THE BASIS POINT

Stats on why people move. Reverse mortgage aversion.

 

WHY PEOPLE MOVE
Among those who moved between 2009 and 2010, Census said almost 44% of them (16.4m) did so for housing-related reasons, such as the desire to live in a new or better home or apartment. Thirty percent moved for family reasons (including marital status), and 16% for employment. In 2010, 37.5m people 1 year and older changed residences in the U.S., which is 12.5% of our population. This was the same in 2009. Of those 2010 movers, almost 70% stayed in the same county.

BANK DEAL
The folks at ING Direct USA will soon have a new boss: Capital One Financial. You know, the guys with the Viking ads on TV? Capital One was prominently mentioned in Michael Lewis’s “The Big Short,” and bought North Fork Bancorp in 2006 (which owned GreenPoint Mortgage and resulted in a $860 million charge off), Hibernia in 2005, and Chevy Chase in 2008. ING Direct is being purchased for $9 billion: $6.2 billion in cash, $2.8 billion in stock.

REVERSE MORTGAGE AVERSION
Wells Fargo announced that it will no longer originate reverse mortgages because of unpredictable home values and restrictions on those loans. Back in February Bank of America did the same thing, and in March Wells took reverse mortgages away from wholesale (brokers) and has been originating them only through its own branches.

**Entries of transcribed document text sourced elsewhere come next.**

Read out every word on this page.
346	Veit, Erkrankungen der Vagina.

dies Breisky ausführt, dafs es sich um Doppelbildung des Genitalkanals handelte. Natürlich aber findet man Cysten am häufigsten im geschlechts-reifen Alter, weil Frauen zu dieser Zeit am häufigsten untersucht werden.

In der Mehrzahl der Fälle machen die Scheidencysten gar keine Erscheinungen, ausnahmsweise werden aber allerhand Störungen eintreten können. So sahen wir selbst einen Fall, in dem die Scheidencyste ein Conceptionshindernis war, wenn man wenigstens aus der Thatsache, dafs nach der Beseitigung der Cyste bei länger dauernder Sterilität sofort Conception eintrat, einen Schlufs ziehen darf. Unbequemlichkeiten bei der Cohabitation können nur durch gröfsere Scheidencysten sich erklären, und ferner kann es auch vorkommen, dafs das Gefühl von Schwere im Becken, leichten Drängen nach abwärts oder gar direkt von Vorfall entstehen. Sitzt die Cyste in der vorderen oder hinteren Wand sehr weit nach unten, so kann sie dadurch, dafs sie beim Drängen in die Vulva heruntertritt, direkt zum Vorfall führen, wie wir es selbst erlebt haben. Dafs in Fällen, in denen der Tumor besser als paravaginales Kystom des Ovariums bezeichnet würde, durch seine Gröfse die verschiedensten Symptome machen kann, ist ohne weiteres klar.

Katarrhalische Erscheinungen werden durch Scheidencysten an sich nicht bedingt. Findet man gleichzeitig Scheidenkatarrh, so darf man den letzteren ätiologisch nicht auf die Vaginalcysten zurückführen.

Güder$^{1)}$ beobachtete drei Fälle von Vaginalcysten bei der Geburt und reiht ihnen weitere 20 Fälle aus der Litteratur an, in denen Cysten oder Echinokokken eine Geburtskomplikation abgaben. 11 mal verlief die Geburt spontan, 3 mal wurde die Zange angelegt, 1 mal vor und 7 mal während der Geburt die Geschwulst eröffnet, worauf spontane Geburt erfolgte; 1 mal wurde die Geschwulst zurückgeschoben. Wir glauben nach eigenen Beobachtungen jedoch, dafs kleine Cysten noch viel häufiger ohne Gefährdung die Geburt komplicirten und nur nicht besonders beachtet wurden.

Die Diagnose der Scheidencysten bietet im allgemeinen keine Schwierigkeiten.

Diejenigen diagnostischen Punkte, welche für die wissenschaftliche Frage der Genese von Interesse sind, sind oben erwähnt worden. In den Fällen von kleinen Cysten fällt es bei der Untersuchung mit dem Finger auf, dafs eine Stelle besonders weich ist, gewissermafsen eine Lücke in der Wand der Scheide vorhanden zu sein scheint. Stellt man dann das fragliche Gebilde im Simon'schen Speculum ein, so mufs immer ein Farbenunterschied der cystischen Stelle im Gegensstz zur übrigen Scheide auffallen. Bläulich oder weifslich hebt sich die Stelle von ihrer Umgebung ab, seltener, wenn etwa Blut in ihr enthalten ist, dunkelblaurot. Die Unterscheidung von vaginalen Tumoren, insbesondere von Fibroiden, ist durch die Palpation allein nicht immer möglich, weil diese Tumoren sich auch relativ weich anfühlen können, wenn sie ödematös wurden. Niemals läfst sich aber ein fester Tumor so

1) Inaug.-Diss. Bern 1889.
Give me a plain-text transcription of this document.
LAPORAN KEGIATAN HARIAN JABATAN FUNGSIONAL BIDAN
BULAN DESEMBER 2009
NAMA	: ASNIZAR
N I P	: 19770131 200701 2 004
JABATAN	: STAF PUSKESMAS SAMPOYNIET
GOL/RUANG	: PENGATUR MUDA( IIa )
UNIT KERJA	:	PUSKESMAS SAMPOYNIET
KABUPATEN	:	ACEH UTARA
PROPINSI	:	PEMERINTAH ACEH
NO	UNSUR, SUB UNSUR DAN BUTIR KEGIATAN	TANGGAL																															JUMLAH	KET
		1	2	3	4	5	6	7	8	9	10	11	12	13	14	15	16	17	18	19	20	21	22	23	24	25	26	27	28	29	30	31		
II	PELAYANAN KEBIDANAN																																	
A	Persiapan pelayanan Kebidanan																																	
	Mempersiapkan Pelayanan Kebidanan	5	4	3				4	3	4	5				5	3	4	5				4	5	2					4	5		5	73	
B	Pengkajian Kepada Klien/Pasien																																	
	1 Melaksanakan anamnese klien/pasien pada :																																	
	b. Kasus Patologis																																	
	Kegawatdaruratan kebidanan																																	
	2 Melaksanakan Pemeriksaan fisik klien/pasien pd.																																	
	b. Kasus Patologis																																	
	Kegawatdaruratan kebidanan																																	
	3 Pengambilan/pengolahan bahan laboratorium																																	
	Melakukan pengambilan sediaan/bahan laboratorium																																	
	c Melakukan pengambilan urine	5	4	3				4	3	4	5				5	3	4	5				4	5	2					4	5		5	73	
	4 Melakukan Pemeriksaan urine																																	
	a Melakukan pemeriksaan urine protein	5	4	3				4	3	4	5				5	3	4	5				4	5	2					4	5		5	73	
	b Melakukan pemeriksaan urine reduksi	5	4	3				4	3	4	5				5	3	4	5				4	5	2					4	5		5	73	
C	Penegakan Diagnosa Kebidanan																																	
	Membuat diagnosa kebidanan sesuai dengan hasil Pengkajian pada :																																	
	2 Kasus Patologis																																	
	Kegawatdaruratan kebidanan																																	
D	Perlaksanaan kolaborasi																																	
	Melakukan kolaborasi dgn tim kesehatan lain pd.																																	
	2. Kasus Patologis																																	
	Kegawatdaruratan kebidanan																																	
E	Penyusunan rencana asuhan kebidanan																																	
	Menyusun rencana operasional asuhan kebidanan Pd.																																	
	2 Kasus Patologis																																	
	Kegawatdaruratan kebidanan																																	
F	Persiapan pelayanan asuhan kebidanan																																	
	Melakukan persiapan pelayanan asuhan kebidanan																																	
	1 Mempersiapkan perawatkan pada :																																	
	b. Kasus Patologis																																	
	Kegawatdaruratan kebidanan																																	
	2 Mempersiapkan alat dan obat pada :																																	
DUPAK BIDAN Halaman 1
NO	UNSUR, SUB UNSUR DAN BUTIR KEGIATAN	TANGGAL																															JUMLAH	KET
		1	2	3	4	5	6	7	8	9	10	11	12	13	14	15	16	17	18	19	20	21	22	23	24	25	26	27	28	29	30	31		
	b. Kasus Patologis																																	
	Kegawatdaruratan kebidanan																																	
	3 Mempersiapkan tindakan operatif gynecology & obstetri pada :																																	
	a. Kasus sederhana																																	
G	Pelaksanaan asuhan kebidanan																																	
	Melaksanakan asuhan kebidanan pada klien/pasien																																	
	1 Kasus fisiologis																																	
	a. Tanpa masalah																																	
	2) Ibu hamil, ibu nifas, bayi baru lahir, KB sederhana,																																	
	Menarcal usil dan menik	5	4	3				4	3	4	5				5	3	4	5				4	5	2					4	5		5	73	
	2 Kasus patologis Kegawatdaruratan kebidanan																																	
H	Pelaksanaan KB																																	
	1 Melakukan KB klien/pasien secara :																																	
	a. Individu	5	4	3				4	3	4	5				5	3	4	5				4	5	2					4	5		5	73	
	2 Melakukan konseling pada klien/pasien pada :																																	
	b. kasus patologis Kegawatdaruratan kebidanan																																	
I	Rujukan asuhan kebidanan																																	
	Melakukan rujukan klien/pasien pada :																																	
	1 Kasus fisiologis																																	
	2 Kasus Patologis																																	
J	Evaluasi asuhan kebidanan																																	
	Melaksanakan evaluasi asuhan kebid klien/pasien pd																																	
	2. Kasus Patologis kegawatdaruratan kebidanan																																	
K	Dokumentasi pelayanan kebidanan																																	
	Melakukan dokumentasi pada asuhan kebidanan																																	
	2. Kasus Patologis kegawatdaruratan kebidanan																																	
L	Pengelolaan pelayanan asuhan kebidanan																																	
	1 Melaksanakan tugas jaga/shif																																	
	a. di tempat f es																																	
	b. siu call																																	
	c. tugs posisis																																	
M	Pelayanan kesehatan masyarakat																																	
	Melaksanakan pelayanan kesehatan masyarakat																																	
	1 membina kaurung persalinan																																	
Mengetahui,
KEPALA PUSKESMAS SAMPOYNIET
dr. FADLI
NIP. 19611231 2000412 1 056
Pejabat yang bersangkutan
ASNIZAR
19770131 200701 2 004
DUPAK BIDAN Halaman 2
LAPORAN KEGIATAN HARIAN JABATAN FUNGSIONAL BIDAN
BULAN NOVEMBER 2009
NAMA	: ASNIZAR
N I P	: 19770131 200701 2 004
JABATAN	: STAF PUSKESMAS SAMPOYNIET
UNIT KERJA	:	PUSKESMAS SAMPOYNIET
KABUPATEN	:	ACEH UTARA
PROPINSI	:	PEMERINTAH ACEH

In 2010, reverse mortgages totaled roughly 2.2% of the bank’s $392.5 billion mortgage volume – perhaps a lot of legal exposure without much profit contribution. Wells said it will continue to service existing reverse mortgages, but new rules made it difficult to determine a seniors’ ability to meet the obligations of the loan, such as making property tax payments and homeowners’ insurance. Is this another “unintended consequence” of government regulation, or the preference of staying away from having the Gray Panthers picketing the home office appearing on the Channel 5 news?

The 2011 Harvard Housing Study says that the number of senior households will increase 35% by 2020, so there’s certainly a reverse mortgage market out there. It’s a matter of when.